SAUSALITO, Calif. – The sound of a dozen rambunctious, hungry seals fills the observation deck of the Marine Mammal Center’s sprawling landscape. Children race up to the railings, pressing their squirmy bodies against it, eager to get a look at the oil-slick bodies flopping below.
The 42-year-old center is the world’s largest hospital for marine mammals. It’s a nonprofit organization that survives on memberships and donations from the public. It has become a beacon of hope for San Francisco’s lost and endangered oceanic life, allowing people to return to the basics of nature and learning how they can help take care of it.
One way the center teaches this is through tours. Every first and third Saturday, the center gives a behind-the-scenes view of how staff and volunteers run the place. Courtney Good, a guest experience coordinator, hosted one such event on March 18, giving people an in-depth look into how fish smoothies are made.
“It’s a pretty yummy combination of fish guts in a water mixture,” she said with a laugh. “But it’s a really fun and informative way to engage people with the seals.”
Kids as young as 7 participated by helping drop fish food into bags to feed the starving seals. Many of the mammals are suffering from malnutrition as a result of human waste dumped into the oceans. Some are pups separated from their mothers due to storms.
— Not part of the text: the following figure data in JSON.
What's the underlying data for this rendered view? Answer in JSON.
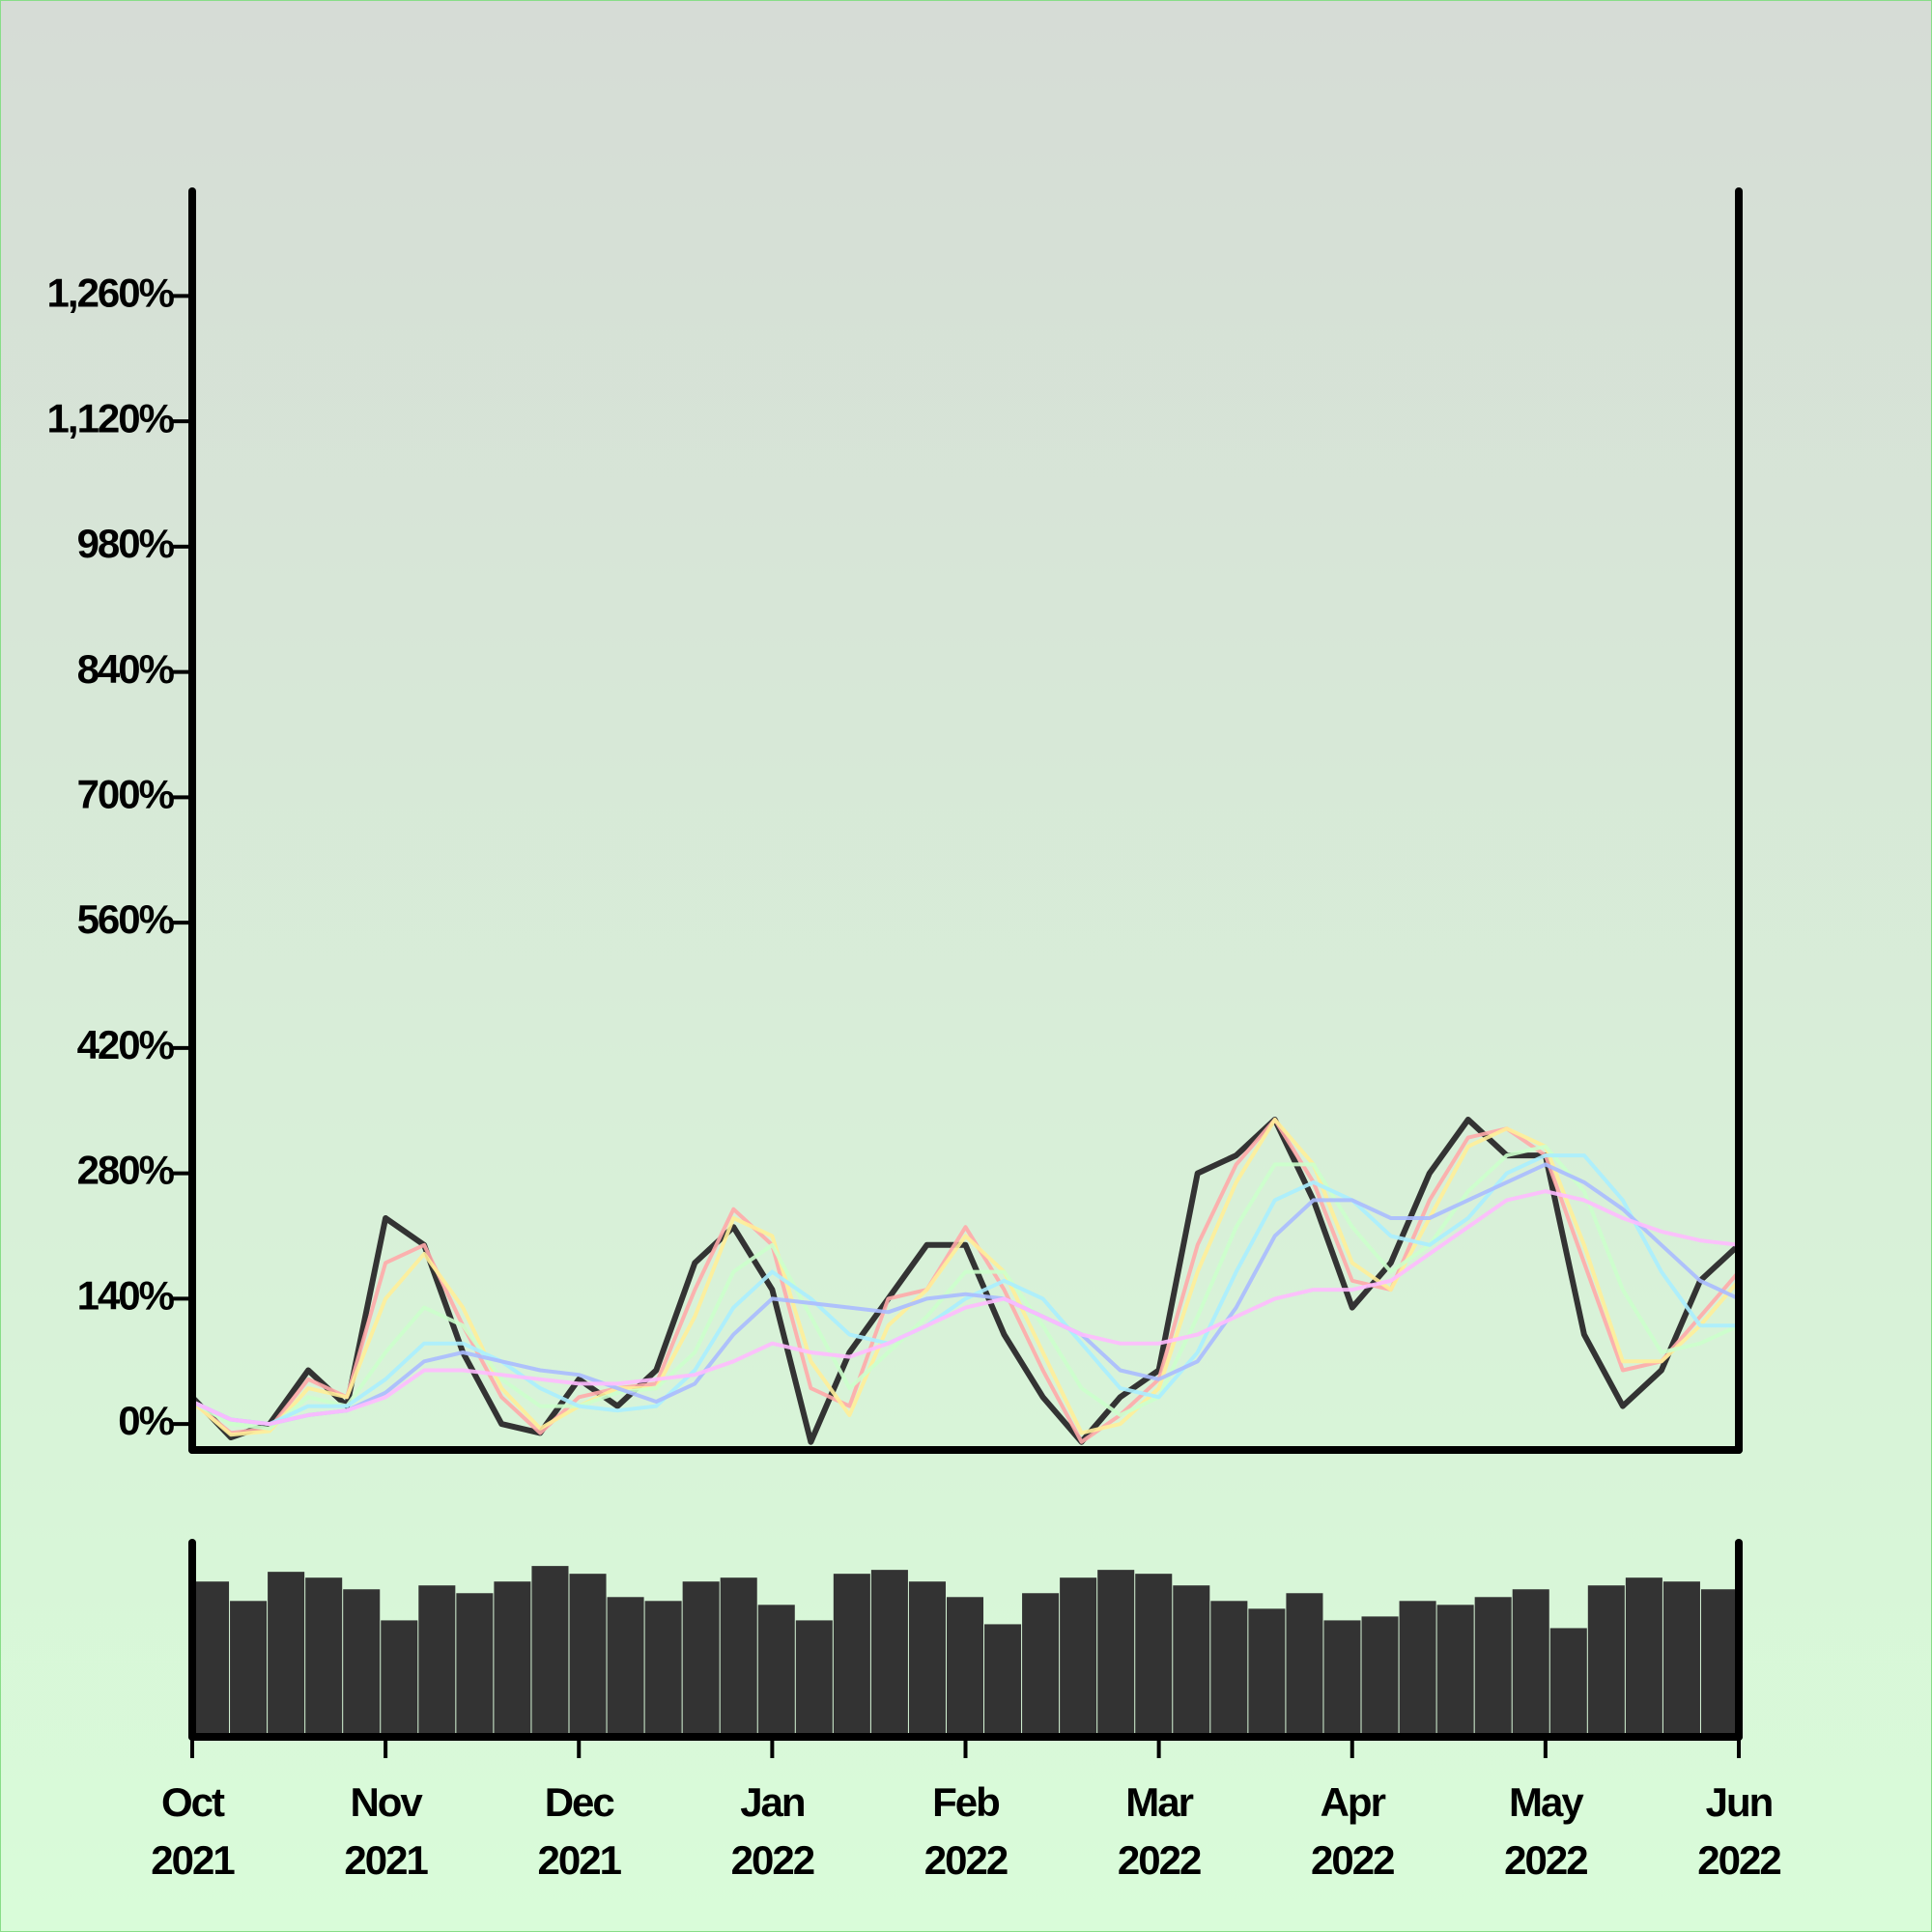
{
  "chart_data": {
    "type": "line",
    "x": [
      0,
      0.2,
      0.4,
      0.6,
      0.8,
      1,
      1.2,
      1.4,
      1.6,
      1.8,
      2,
      2.2,
      2.4,
      2.6,
      2.8,
      3,
      3.2,
      3.4,
      3.6,
      3.8,
      4,
      4.2,
      4.4,
      4.6,
      4.8,
      5,
      5.2,
      5.4,
      5.6,
      5.8,
      6,
      6.2,
      6.4,
      6.6,
      6.8,
      7,
      7.2,
      7.4,
      7.6,
      7.8,
      8
    ],
    "xlim": [
      0,
      8
    ],
    "xticks": [
      {
        "value": 0,
        "label": "Oct 2021"
      },
      {
        "value": 1,
        "label": "Nov 2021"
      },
      {
        "value": 2,
        "label": "Dec 2021"
      },
      {
        "value": 3,
        "label": "Jan 2022"
      },
      {
        "value": 4,
        "label": "Feb 2022"
      },
      {
        "value": 5,
        "label": "Mar 2022"
      },
      {
        "value": 6,
        "label": "Apr 2022"
      },
      {
        "value": 7,
        "label": "May 2022"
      },
      {
        "value": 8,
        "label": "Jun 2022"
      }
    ],
    "ylim": [
      -29,
      1377
    ],
    "yticks": [
      {
        "value": 0,
        "label": "0%"
      },
      {
        "value": 140,
        "label": "140%"
      },
      {
        "value": 280,
        "label": "280%"
      },
      {
        "value": 420,
        "label": "420%"
      },
      {
        "value": 560,
        "label": "560%"
      },
      {
        "value": 700,
        "label": "700%"
      },
      {
        "value": 840,
        "label": "840%"
      },
      {
        "value": 980,
        "label": "980%"
      },
      {
        "value": 1120,
        "label": "1,120%"
      },
      {
        "value": 1260,
        "label": "1,260%"
      }
    ],
    "series": [
      {
        "color": "#333333",
        "values": [
          30,
          -15,
          0,
          60,
          20,
          230,
          200,
          80,
          0,
          -10,
          50,
          20,
          60,
          180,
          220,
          150,
          -20,
          80,
          140,
          200,
          200,
          100,
          30,
          -20,
          30,
          60,
          280,
          300,
          340,
          250,
          130,
          180,
          280,
          340,
          300,
          300,
          100,
          20,
          60,
          160,
          200
        ]
      },
      {
        "color": "#ffaaaa",
        "values": [
          25,
          -10,
          -5,
          50,
          30,
          180,
          200,
          110,
          30,
          -10,
          30,
          40,
          45,
          150,
          240,
          200,
          40,
          20,
          140,
          150,
          220,
          150,
          60,
          -20,
          10,
          50,
          200,
          290,
          340,
          270,
          160,
          150,
          250,
          320,
          330,
          300,
          180,
          60,
          70,
          120,
          170
        ]
      },
      {
        "color": "#ffee99",
        "values": [
          25,
          -12,
          -8,
          40,
          30,
          140,
          190,
          130,
          40,
          -5,
          20,
          40,
          40,
          120,
          230,
          210,
          70,
          10,
          110,
          150,
          210,
          170,
          80,
          -10,
          0,
          40,
          170,
          270,
          340,
          290,
          180,
          150,
          230,
          310,
          330,
          310,
          200,
          70,
          70,
          110,
          160
        ]
      },
      {
        "color": "#ccffcc",
        "values": [
          25,
          0,
          -5,
          30,
          20,
          80,
          130,
          110,
          50,
          20,
          20,
          35,
          40,
          80,
          170,
          200,
          120,
          40,
          80,
          120,
          170,
          170,
          110,
          40,
          10,
          30,
          120,
          220,
          290,
          290,
          220,
          170,
          200,
          260,
          300,
          310,
          260,
          150,
          80,
          90,
          110
        ]
      },
      {
        "color": "#aaeeff",
        "values": [
          25,
          5,
          0,
          20,
          20,
          50,
          90,
          90,
          70,
          40,
          20,
          15,
          20,
          60,
          130,
          170,
          140,
          100,
          90,
          110,
          140,
          160,
          140,
          90,
          40,
          30,
          80,
          170,
          250,
          270,
          250,
          210,
          200,
          230,
          280,
          300,
          300,
          250,
          170,
          110,
          110
        ]
      },
      {
        "color": "#aabbff",
        "values": [
          25,
          5,
          0,
          10,
          15,
          35,
          70,
          80,
          70,
          60,
          55,
          40,
          25,
          45,
          100,
          140,
          135,
          130,
          125,
          140,
          145,
          140,
          120,
          100,
          60,
          50,
          70,
          130,
          210,
          250,
          250,
          230,
          230,
          250,
          270,
          290,
          270,
          240,
          200,
          160,
          140
        ]
      },
      {
        "color": "#ffbbff",
        "values": [
          25,
          5,
          0,
          10,
          15,
          30,
          60,
          60,
          55,
          50,
          45,
          45,
          50,
          55,
          70,
          90,
          80,
          75,
          90,
          110,
          130,
          140,
          120,
          100,
          90,
          90,
          100,
          120,
          140,
          150,
          150,
          160,
          190,
          220,
          250,
          260,
          250,
          230,
          215,
          205,
          200
        ]
      }
    ],
    "volume": {
      "color": "#333333",
      "ylim": [
        0,
        100
      ],
      "values": [
        80,
        70,
        85,
        82,
        76,
        60,
        78,
        74,
        80,
        88,
        84,
        72,
        70,
        80,
        82,
        68,
        60,
        84,
        86,
        80,
        72,
        58,
        74,
        82,
        86,
        84,
        78,
        70,
        66,
        74,
        60,
        62,
        70,
        68,
        72,
        76,
        56,
        78,
        82,
        80,
        76
      ]
    }
  }
}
A lot of the injured animals are so sick they aren’t able to interact directly with participants. Preparing food is a way for guests to feel connected to the mammals.
“I love this place,” participant Candace Bunnage said. “I have a 15-year-old son who wants to be a vet, and this is a great opportunity for him to learn more about the animals and how to take care of them. I’d love for us to get more involved.”
One of the ways people help the center is through the actual rescue of the animals. Good said they rely heavily on beach-goers to notice stranded seals and then report the distressed mammals. With more than 600 square miles of coastline to monitor, outside help has been key.
“Our goal is to rescue animals in need, rehabilitate them and then release them back to the ocean,” Good said. “Also critical to our mission is research and education.”
The center uses the information they collect from the marine mammals to learn how to help both animals and humans. For example, California sea lions have some of the highest cancer rates of any marine mammal and the center uses that data to assist both the sea lions and potentially find a cure for cancer in humans. GPS trackers in the animals then make it possible for the center to study the mammals long after they leave the facility.
“I think our people are really what make us unique,” Good said. “We have thousands of volunteers working long hours to help these animals. We want participants to come away from the center not only aware of how the ocean connects to them but also wondering what they can do to preserve and protect that.”